Chocolate Malt -- makes your beer dark and provides a slightly burnt, cocoa-ish kind of flavor
Pale Row Malt -- your basic, not-too-roasted malt that goes into pale ales and pilsners
Crystal Malt -- has a sweeter "maltier" flavor profile, such as you'd find in a Scottish ale, Irish Red or Belgian ale
Roasted Barley -- provides a bitter, burnt taste such as in Guinness Stout
Peated Malt -- provides a smokey flavor (think Islay Scotch)

You also buy hops and a vial of activated yeast in liquid form.

Going home, you put 2-3 gallons of water on to heat. When it's up to around 160F, you put your grains in a mesh "grain bag" -- think of it as a giant tea bag. You let those soak for 30min or so, which gets the sugars (and color and body) out into the water. Then you drain it and bring the water up to a boil. You pour in the malt syrup. (This is basically a much concentrated version of what you just did with the "tea bag" -- but you'd have to pour your water through about 15lbs of grain to extract that many sugars, so you cheat.) You stir it up and bring it back to a boil. When it reaches a boil, you put in the hops (which usually come in little compressed pellets that looks like rabbit food). Now, you keep your water boiling for a hour. Near the end, you add some more hops. (While the hour-long hops will provide the bitterness, the ones added near the end provide aroma and flavor.)

At the one hour mark, you take your pot off the heat and let it cool. You can't pitch yeast till you get the wort down to 80F, but bacteria can get into it starting around 120F, so the trick is to cool the wort fast. Personally, I freeze spring water (or some other known clean source of water) and pour the near-boiling wort over that. The aim is to end up with 5gal of finished wort, and at this point you have about 2gal.

The key is cleanliness. You don't want nasty stuff to grow in your beer and turn it sour, so everything the beer goes into after the boiling (fermenting bucket with bubble lock, which allows air out but not in, syphons, etc.) needs to be sterilized.

Once your beer is down to 80F, you pour in the yeast, stir it up, put the lid on the fermenting bucket, and put it away for about a week. During that time, the yeastie beasties will turn most of the sugars into alcohol. Then they die and fall to the bottom of the fermentor in a thick sludge.
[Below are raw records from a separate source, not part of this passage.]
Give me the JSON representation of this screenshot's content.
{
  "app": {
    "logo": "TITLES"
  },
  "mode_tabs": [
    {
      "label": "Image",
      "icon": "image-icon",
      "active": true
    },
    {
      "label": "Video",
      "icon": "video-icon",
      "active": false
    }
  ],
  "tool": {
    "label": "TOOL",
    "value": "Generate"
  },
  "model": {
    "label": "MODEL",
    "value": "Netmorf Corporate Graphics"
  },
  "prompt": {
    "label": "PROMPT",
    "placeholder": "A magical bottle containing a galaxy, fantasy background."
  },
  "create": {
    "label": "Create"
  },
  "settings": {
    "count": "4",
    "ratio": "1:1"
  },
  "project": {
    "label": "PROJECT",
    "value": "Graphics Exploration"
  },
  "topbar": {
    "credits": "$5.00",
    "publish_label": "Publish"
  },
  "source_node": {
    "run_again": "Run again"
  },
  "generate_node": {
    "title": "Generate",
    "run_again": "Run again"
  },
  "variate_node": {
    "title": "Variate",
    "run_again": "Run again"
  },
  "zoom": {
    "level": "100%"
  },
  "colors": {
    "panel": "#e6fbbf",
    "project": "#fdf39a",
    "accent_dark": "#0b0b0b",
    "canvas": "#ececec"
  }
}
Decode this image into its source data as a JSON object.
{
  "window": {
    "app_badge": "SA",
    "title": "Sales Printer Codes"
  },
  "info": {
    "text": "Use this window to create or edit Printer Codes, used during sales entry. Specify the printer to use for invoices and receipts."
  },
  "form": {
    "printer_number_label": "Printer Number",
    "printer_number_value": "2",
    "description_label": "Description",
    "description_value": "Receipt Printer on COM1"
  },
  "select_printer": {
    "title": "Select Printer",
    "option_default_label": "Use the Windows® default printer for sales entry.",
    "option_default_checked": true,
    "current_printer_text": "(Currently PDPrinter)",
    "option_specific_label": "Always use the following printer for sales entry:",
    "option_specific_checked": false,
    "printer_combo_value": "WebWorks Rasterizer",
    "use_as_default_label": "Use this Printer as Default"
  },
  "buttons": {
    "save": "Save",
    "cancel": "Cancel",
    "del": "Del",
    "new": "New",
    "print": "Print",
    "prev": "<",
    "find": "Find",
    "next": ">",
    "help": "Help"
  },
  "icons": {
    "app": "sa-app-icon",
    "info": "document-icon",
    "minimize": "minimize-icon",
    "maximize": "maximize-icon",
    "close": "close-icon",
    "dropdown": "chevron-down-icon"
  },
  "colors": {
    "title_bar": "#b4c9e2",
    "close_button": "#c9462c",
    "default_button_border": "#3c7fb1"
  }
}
So you siphon the beer off into a 5gal glass bottle (so the dead yeast won't make it sour) and let it ferment slowly for another 2-6 weeks until it stops putting out CO2. (You watch to see if bubbles are coming up through the fermentation lock.)

When it's done fermenting, you siphon it one more time -- back into the bucket where its started out. There you mix in some corn sugar. This will give the yeast some more food to produce Co2 for carbonation. You sterilize 50 bottles (this is one of the biggest pains in the whole process) and you siphon the beer into bottles and cap them.

Now you wait for 1-2 weeks, and if all goes well (and I haven't ever really had it go badly) you end up with a you end up with a great homebrew you can crack open when you get home from work.

Various companies sell "beer making in a can" or "beer making in a bag" kits. I haven't tried them, but from what I've heard these are usually not nearly as good as the product you can make from scratch as described above, and they're not really that much easier of cheaper.